Now consider our algorithm if we do not have trajectory data. In this case we are no longer able to construct least squares targets of the form needed to make use of Lemma 4.2 (discussed in Section 4.2 “The benefit of Trajectory Data”). This means that we would not be able to guarantee that our targets are linear, even under the true skipping mechanism $\bar G$ , implying that $\bar G$ might not be a feasible solution to our optimization problem. Then our optimism argument that the output of the optimization problem has a value estimate at least as large as the value estimate based on $\bar G$ would no longer hold, causing our whole proof strategy to break down.

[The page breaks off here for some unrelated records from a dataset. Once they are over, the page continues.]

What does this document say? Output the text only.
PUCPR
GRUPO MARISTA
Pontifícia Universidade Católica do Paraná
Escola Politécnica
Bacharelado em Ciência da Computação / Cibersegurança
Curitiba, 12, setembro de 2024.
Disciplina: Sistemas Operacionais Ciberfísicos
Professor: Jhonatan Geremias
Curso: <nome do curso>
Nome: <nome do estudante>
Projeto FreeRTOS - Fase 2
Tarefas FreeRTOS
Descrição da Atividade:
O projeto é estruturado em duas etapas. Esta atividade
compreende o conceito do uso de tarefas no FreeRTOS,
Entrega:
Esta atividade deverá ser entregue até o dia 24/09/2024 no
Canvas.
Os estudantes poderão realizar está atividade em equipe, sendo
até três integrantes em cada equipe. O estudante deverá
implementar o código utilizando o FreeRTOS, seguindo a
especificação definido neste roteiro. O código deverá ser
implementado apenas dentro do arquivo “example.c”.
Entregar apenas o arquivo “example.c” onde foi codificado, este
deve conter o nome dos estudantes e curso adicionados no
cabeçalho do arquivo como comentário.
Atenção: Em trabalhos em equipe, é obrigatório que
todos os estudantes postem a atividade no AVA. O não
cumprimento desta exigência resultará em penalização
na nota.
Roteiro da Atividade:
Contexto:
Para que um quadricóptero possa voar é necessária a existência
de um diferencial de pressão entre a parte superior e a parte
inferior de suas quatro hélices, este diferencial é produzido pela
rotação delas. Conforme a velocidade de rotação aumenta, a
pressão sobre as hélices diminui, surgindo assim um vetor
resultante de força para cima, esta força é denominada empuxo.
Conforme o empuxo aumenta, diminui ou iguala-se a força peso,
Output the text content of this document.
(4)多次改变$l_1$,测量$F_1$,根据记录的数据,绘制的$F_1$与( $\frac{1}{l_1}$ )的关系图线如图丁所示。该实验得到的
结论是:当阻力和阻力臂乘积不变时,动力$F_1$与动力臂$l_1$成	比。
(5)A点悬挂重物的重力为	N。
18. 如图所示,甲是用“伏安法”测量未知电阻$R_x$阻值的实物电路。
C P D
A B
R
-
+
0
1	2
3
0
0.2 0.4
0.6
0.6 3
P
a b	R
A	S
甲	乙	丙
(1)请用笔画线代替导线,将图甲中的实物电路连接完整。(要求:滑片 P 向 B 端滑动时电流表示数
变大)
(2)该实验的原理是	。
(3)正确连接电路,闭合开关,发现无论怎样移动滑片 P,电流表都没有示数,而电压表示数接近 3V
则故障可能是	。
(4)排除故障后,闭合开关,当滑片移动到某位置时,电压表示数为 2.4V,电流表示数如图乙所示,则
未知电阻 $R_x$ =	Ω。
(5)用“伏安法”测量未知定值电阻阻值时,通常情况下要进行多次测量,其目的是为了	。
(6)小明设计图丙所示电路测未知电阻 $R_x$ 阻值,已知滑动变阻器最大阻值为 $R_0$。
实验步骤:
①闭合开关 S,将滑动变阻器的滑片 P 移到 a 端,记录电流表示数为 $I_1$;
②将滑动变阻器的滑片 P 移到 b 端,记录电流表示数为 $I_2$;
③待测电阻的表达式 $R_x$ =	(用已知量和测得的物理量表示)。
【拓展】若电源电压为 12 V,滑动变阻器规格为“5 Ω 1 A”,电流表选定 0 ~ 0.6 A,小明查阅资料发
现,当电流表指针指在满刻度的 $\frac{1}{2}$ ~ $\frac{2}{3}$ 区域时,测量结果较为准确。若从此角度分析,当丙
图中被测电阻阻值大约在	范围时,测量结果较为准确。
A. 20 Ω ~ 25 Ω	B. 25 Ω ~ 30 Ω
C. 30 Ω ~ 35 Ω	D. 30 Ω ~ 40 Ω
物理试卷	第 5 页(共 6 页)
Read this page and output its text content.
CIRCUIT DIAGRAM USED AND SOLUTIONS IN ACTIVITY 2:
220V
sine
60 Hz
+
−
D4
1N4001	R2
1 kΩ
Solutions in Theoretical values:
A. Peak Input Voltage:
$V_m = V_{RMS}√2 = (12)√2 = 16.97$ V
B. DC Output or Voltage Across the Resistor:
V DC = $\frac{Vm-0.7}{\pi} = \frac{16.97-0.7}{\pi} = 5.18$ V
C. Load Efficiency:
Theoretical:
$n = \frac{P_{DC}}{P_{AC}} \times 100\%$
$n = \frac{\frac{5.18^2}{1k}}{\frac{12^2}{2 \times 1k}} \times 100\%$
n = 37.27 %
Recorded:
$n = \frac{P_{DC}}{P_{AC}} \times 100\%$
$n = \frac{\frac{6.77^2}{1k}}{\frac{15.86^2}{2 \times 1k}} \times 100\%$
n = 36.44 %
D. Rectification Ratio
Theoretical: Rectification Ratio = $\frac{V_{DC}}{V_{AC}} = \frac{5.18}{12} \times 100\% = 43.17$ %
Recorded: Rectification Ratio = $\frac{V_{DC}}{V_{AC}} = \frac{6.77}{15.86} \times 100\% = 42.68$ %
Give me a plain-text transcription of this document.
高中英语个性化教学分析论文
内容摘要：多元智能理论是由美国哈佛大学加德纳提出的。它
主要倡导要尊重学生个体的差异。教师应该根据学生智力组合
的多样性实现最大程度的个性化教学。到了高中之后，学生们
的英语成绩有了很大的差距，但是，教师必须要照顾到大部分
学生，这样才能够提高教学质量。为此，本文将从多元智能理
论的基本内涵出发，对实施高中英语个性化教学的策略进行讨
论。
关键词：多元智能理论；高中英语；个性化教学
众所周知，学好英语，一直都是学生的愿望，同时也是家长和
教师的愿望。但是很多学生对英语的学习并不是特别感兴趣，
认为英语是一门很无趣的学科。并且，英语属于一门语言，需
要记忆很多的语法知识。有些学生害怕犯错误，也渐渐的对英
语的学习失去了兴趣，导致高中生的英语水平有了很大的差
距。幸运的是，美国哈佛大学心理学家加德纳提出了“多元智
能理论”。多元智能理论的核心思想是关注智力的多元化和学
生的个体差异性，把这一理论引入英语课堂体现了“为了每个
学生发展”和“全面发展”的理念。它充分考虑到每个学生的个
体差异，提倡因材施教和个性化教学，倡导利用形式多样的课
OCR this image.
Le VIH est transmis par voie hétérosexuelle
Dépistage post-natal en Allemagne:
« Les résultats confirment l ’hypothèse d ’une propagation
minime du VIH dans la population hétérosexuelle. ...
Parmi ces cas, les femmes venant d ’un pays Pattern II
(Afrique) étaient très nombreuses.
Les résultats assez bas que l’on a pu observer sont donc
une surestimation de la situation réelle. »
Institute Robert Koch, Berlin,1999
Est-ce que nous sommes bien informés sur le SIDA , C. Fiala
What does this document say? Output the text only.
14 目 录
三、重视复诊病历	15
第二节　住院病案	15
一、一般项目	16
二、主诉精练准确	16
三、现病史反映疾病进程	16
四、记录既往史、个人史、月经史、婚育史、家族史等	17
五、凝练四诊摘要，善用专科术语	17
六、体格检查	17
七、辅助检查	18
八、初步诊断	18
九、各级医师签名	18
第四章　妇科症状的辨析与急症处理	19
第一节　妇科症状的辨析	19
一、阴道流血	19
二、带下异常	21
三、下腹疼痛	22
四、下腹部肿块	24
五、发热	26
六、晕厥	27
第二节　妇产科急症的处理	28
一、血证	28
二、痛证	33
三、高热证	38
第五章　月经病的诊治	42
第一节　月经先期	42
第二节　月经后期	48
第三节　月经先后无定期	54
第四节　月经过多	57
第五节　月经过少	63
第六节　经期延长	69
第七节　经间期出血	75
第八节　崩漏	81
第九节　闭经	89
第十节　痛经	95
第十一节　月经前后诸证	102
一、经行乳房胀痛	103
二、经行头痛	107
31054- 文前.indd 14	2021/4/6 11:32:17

We indicated to reviewer eyWj that we will add the definition of non-trajectory data (i.e individual transition tuples) and better highlight the hardness result. We will use our above explanation to better highlight the hardness result in the revised version of our paper.

Also it would be helpful to present some toy examples (e.g., tabular MDP) to show why it is necessary to skip some states.

The work of [Weisz et al., 2023] originally presented this skipping mechanism. We believe that Figure 1 from their work does a good job of illustrating why skipping low-range states makes an MDP linear. We will add a similar example to our paper to make it more self contained.

最终决定Accept (poster)

2024-09-25

There is general consensus about the value of the results in the current submission for the theoretical RL community, hence my recommendation for acceptance. The paper relies on the recent findings of Weisz et al., who first noticed how trajectory data would make it possible to prove positive learning complexity results in online RL under less restrictive assumptions. This paper leverages those technical results to do a similar treatment in the offline RL case. While the technical contribution of the paper may not be extremely novel, showing how leveraging trajectory data (instead of simple transitions) unlock polynomial sample complexity is particularly important from a conceptual point of view. Unfortunately, as pointed out by the reviewers, there remain several limitations, in particular on the “practicality” of the current algorithmic approach, which is not computationally efficient. Nonetheless, I believe there is enough interest in the formal result to propose acceptance. I still encourage the authors to integrate their rebuttal into the final version of the paper, in particular in making algorithmic choices and technical arguments as clear and accessible as possible.